22/12/2016 - 14h03min. Alterada em 14/03 às 09h56min

Extinção da FEE é perda irreparável para o Rio Grande do Sul, avalia diretor do IBGE

'O IBGE trabalha com a Fundação porque quem conhece o Rio Grande do Sul é a FEE'. diz Olinto

'O IBGE trabalha com a Fundação porque quem conhece o Rio Grande do Sul é a FEE'. diz Olinto


MARCO QUINTANA/JC
Bruna Oliveira
A extinção da Fundação de Economia e Estatística Siegfried Emanuel Heuser (FEE), aprovada na madrugada da última quarta-feira (21) pela Assembleia Legislativa, é "uma perda irreparável" ao Rio Grande do Sul, na avaliação do Diretor de Pesquisa do IBGE, Roberto Olinto. Previsto no pacote de reestruturação do governador José Ivo Sartori, o fechamento da Fundação foi aprovado no projeto 246/16, juntamente com outras cinco fundações estaduais. Para o Executivo, a extinção da FEE deve gerar uma economia de aproximadamente R$ 29 milhões anuais, enquanto a fundação alega um custo de manutenção bem menor, de R$ 18,4 milhões.
A redução da máquina pública aprovada pelos projetos, segundo o governo, trará uma economia de R$ 137,1 milhões por ano ao Estado, que vive situação financeira crítica. A perda na produção de conhecimento, no entanto, é um dano muito maior ao Rio Grande do Sul, defendem os críticos do pacote. Em entrevista ao Jornal do Comércio, Olinto afirma que a extinção da FEE pode trazer um grande prejuízo para o Estado. Confira a entrevista:
Jornal do Comércio - Como o senhor avalia a extinção da Fundação de Economia e Estatística?
Roberto Olinto - Desde ontem eu estou tristíssimo com essa notícia. Primeiro por questões pessoais, por todos os amigos que eu tenho na FEE, de muitos e muitos anos. Em relação à Fundação, eu estou chocado como se considerou terminar não com um órgão público de serviço qualquer, administrativo, mas um enorme patrimônio do Estado. A Fundação possui um histórico de produção de conhecimento que não pode ser ignorado. A Fundação é um patrimônio, um investimento absolutamente exemplar para os Estados e municípios. Falando como Diretor de Pesquisa do IBGE, a Fundação, junto com algumas poucas outras, representa exatamente o que nós, ligados à área de produção de informação para a política pública, vemos um exemplo de fornecimento detalhado de informações para o Estado. Isto é uma perda irreparável, porque, hoje, nós lutamos para que todos os estados tenham o seu órgão de estatística, geografia e geociência estruturado, exatamente para que junto com o IBGE se possa ter informações sobre um país tão problemático. 

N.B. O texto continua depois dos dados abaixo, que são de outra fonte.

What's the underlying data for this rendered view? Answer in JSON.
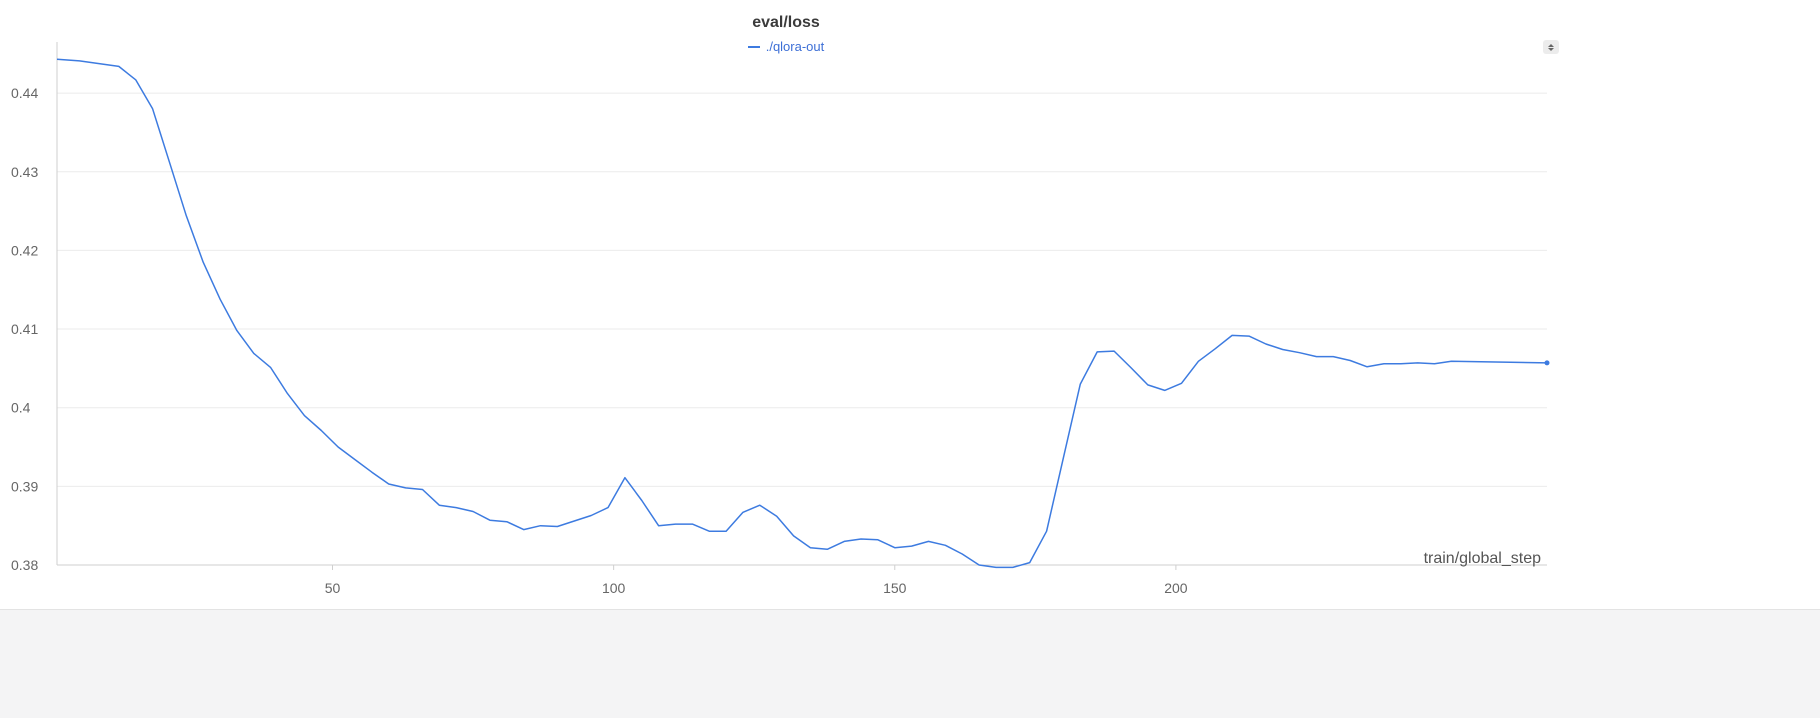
{
  "chart_data": {
    "type": "line",
    "title": "eval/loss",
    "xlabel": "train/global_step",
    "ylabel": "",
    "xlim": [
      1,
      266
    ],
    "ylim": [
      0.38,
      0.4465
    ],
    "xticks": [
      50,
      100,
      150,
      200
    ],
    "yticks": [
      0.38,
      0.39,
      0.4,
      0.41,
      0.42,
      0.43,
      0.44
    ],
    "ytick_labels": [
      "0.38",
      "0.39",
      "0.4",
      "0.41",
      "0.42",
      "0.43",
      "0.44"
    ],
    "grid": true,
    "legend_position": "top-center",
    "series": [
      {
        "name": "./qlora-out",
        "color": "#3d7be0",
        "x": [
          1,
          5,
          8,
          12,
          15,
          18,
          21,
          24,
          27,
          30,
          33,
          36,
          39,
          42,
          45,
          48,
          51,
          54,
          57,
          60,
          63,
          66,
          69,
          72,
          75,
          78,
          81,
          84,
          87,
          90,
          93,
          96,
          99,
          102,
          105,
          108,
          111,
          114,
          117,
          120,
          123,
          126,
          129,
          132,
          135,
          138,
          141,
          144,
          147,
          150,
          153,
          156,
          159,
          162,
          165,
          168,
          171,
          174,
          177,
          180,
          183,
          186,
          189,
          192,
          195,
          198,
          201,
          204,
          207,
          210,
          213,
          216,
          219,
          222,
          225,
          228,
          231,
          234,
          237,
          240,
          243,
          246,
          249,
          266
        ],
        "values": [
          0.4443,
          0.4441,
          0.4438,
          0.4434,
          0.4417,
          0.438,
          0.4312,
          0.4244,
          0.4185,
          0.4138,
          0.4098,
          0.4069,
          0.4051,
          0.4018,
          0.399,
          0.3971,
          0.395,
          0.3934,
          0.3918,
          0.3903,
          0.3898,
          0.3896,
          0.3876,
          0.3873,
          0.3868,
          0.3857,
          0.3855,
          0.3845,
          0.385,
          0.3849,
          0.3856,
          0.3863,
          0.3873,
          0.3911,
          0.3882,
          0.385,
          0.3852,
          0.3852,
          0.3843,
          0.3843,
          0.3867,
          0.3876,
          0.3862,
          0.3837,
          0.3822,
          0.382,
          0.383,
          0.3833,
          0.3832,
          0.3822,
          0.3824,
          0.383,
          0.3825,
          0.3814,
          0.38,
          0.3797,
          0.3797,
          0.3803,
          0.3843,
          0.3937,
          0.403,
          0.4071,
          0.4072,
          0.4051,
          0.4029,
          0.4022,
          0.4031,
          0.4059,
          0.4075,
          0.4092,
          0.4091,
          0.4081,
          0.4074,
          0.407,
          0.4065,
          0.4065,
          0.406,
          0.4052,
          0.4056,
          0.4056,
          0.4057,
          0.4056,
          0.4059,
          0.4057
        ]
      }
    ]
  }
}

JC - A FEE e o IBGE são parceiros na divulgação de diversos dados, como o PIB dos municípios e o PIB consolidado. Com a extinção da FEE, como fica esta lacuna?
Roberto - Eu ainda estou meio catatônico para saber o que nós vamos fazer. Obviamente, eu não estou nem um pouco satisfeito em pensar em mudar. Nós trabalhamos com estas equipes há anos. Isso vai ter que ser pensado, não se pode jogar fora não apenas a produção futura da informação do Estado, mas também o histórico. É uma quantidade de informação que vai se perder. O IBGE forneceu e desenvolveu junto com os técnicos da FEE um conhecimento comum que não pode se perder.

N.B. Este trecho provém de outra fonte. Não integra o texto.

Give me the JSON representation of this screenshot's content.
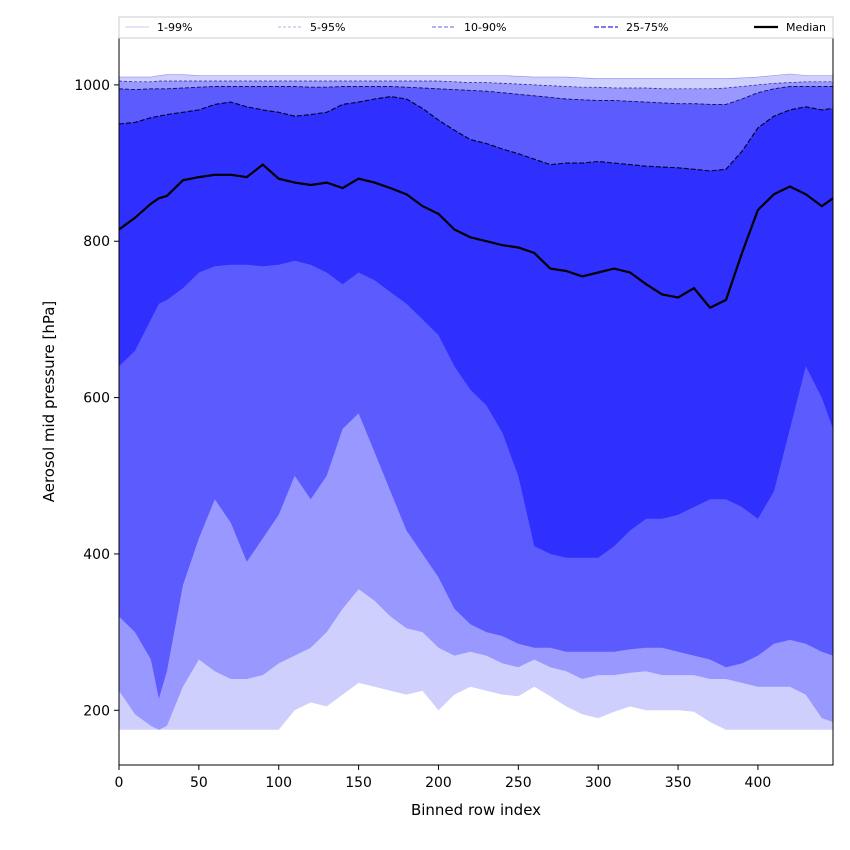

JC - Quais são as parcerias em convênio pelos dois órgãos?
Roberto - Nós temos o sistema de contas, a estimativa populacional e todas as discussões sobre metodologia e a troca de informações. O Rio Grande do Sul dispunha de uma condição invejável, que era uma fundação própria de estatística. Só para ilustrar, a ONU tem a agenda de desenvolvimento sustentável 2030 que exige que as informações sejam cada vez mais desagregadas em níveis de estado e município. Quem vai fazer isso? Quem conhece o Rio Grande do Sul? Não somos nós do IBGE. O IBGE trabalha com a Fundação porque quem conhece o Rio Grande do Sul é a FEE. 
JC - Existe a possibilidade de algum movimento por parte do IBGE para reverter a extinção?

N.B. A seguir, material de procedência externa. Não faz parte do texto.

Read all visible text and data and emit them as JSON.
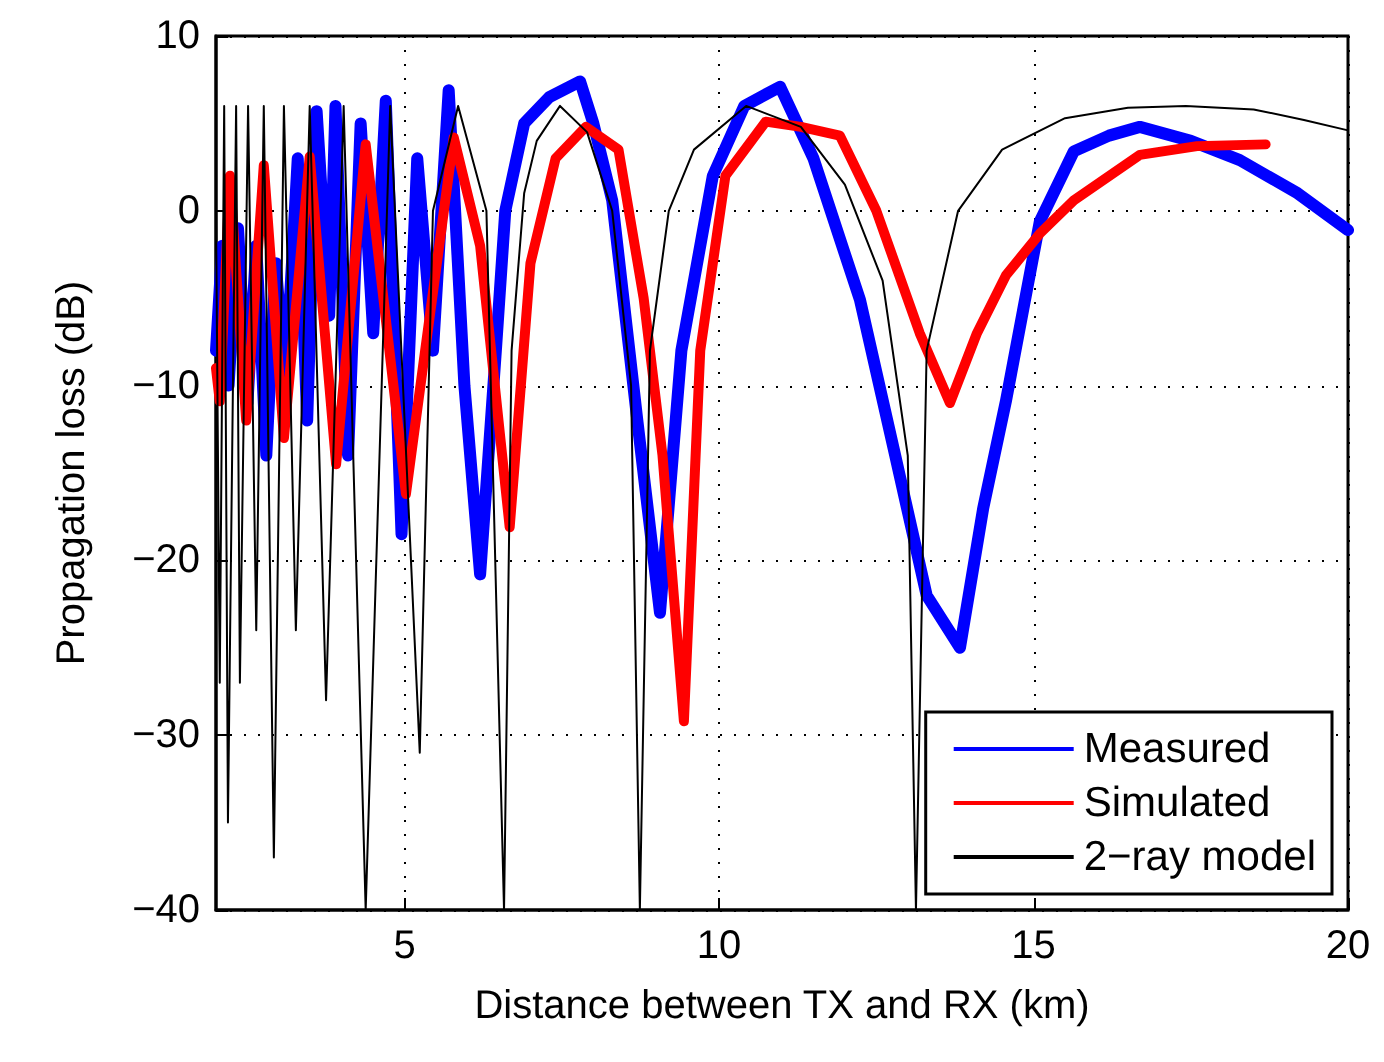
{
  "chart_data": {
    "type": "line",
    "xlabel": "Distance between TX and RX (km)",
    "ylabel": "Propagation loss (dB)",
    "xlim": [
      2,
      20
    ],
    "xticks": [
      5,
      10,
      15,
      20
    ],
    "ylim": [
      -40,
      10
    ],
    "yticks": [
      -40,
      -30,
      -20,
      -10,
      0,
      10
    ],
    "grid": true,
    "legend": "bottom right",
    "marker": "none",
    "line_style": "solid",
    "series": [
      {
        "name": "Measured",
        "color": "#0000ff",
        "x": [
          2.0,
          2.1,
          2.2,
          2.35,
          2.5,
          2.64,
          2.8,
          2.95,
          3.1,
          3.3,
          3.45,
          3.6,
          3.8,
          3.9,
          4.1,
          4.3,
          4.5,
          4.7,
          4.95,
          5.2,
          5.45,
          5.7,
          5.95,
          6.2,
          6.45,
          6.6,
          6.9,
          7.3,
          7.79,
          8.0,
          8.3,
          8.7,
          9.06,
          9.4,
          9.9,
          10.4,
          10.97,
          11.5,
          12.24,
          12.8,
          13.3,
          13.83,
          14.2,
          14.56,
          15.1,
          15.64,
          16.2,
          16.69,
          17.5,
          18.28,
          19.2,
          20.0
        ],
        "values": [
          -8,
          -2,
          -10,
          -1,
          -11,
          -2,
          -14,
          -3,
          -10,
          3,
          -12,
          5.7,
          -6,
          6,
          -14,
          5,
          -7,
          6.3,
          -18.5,
          3,
          -8,
          6.9,
          -10,
          -20.8,
          -8,
          0,
          5,
          6.5,
          7.4,
          5,
          0.6,
          -12,
          -23,
          -8,
          2,
          6,
          7.1,
          3,
          -5.1,
          -14,
          -22,
          -25,
          -17,
          -10.9,
          -0.6,
          3.4,
          4.3,
          4.8,
          4.0,
          2.9,
          1.0,
          -1.1
        ]
      },
      {
        "name": "Simulated",
        "color": "#ff0000",
        "x": [
          2.0,
          2.06,
          2.22,
          2.48,
          2.76,
          3.08,
          3.49,
          3.91,
          4.38,
          5.02,
          5.78,
          6.2,
          6.67,
          7.0,
          7.4,
          7.88,
          8.4,
          8.8,
          9.1,
          9.44,
          9.7,
          10.1,
          10.74,
          11.3,
          11.92,
          12.5,
          13.19,
          13.67,
          14.1,
          14.56,
          15.1,
          15.64,
          16.69,
          17.6,
          18.69
        ],
        "values": [
          -9,
          -10.9,
          2,
          -12,
          2.6,
          -13,
          3.1,
          -14.5,
          3.8,
          -16.2,
          4.2,
          -2,
          -18.1,
          -3,
          3,
          4.8,
          3.5,
          -5,
          -14,
          -29.2,
          -8,
          2,
          5.1,
          4.8,
          4.3,
          0,
          -7,
          -11,
          -7,
          -3.7,
          -1.3,
          0.6,
          3.2,
          3.7,
          3.8
        ]
      },
      {
        "name": "2−ray model",
        "color": "#000000",
        "x": [
          2.0,
          2.06,
          2.13,
          2.19,
          2.32,
          2.38,
          2.51,
          2.64,
          2.76,
          2.92,
          3.08,
          3.27,
          3.49,
          3.75,
          4.03,
          4.38,
          4.77,
          5.24,
          5.45,
          5.85,
          6.3,
          6.58,
          6.7,
          6.9,
          7.1,
          7.47,
          7.9,
          8.3,
          8.6,
          8.74,
          8.9,
          9.2,
          9.6,
          10.43,
          11.3,
          12.0,
          12.6,
          13.0,
          13.13,
          13.3,
          13.8,
          14.5,
          15.5,
          16.5,
          17.42,
          18.5,
          19.3,
          20.0
        ],
        "values": [
          0,
          -27,
          6,
          -35,
          6,
          -27,
          6,
          -24,
          6,
          -37,
          6,
          -24,
          6,
          -28,
          6,
          -40,
          6,
          -31,
          0,
          6,
          0,
          -40,
          -8,
          1,
          4,
          6,
          4.5,
          0,
          -10,
          -40,
          -8,
          0,
          3.5,
          6,
          4.8,
          1.5,
          -4,
          -14,
          -40,
          -8,
          0,
          3.5,
          5.3,
          5.9,
          6,
          5.8,
          5.2,
          4.6
        ]
      }
    ]
  }
}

Roberto - Com certeza o IBGE está profundamente entristecido e a nossa posição, se existir, de fato, é de que se reflita um pouco mais sobre essa decisão, no impacto que isso tem na imagem do Estado, na destruição do conhecimento e que se pense numa reversão dessa situação. O que vai se perder não se recupera e o que vai se deixar de fazer também não vai se recuperar. A perda é muito grande. É o tipo de economia que vai dar um tiro no pé porque o prejuízo é muito maior para o Estado. Isto é uma questão básica de contabilidade. O que se destrói de conhecimento... e hoje o mundo inteiro respeita o capital humano. A Fundação tem doutores! Como é que você abre mão dos seus doutores? São doutores que o Brasil financiou a formação. Como é que você perde este ativo? Se gasta uma fortuna para formar, e não se considera isso.
JC - O governo do Estado afirmou que pretende contratar externamente os estudos econômicos que eram realizados pela FEE. Isto é viável?
Roberto - A produção de estatística é, por definição e por princípios fundamentais, feita por órgãos públicos. Não se contrata estimativa de população, não se contrata contas, não se contrata pesquisas sociais por educação e saúde. Isso não existe. O que se pode contratar é uma empresa para ajudar na coleta de dados. O núcleo de um sistema de informações estatísticas e geográficas é um bem público. Existem questões de transparência que estão nos fundamentos da Estatística, nós temos um código de ética. Não existe contratação de serviço para produção de estatísticas para um estado. Não é solução e não funciona. Além do fato que é muito mais caro do que manter uma Fundação.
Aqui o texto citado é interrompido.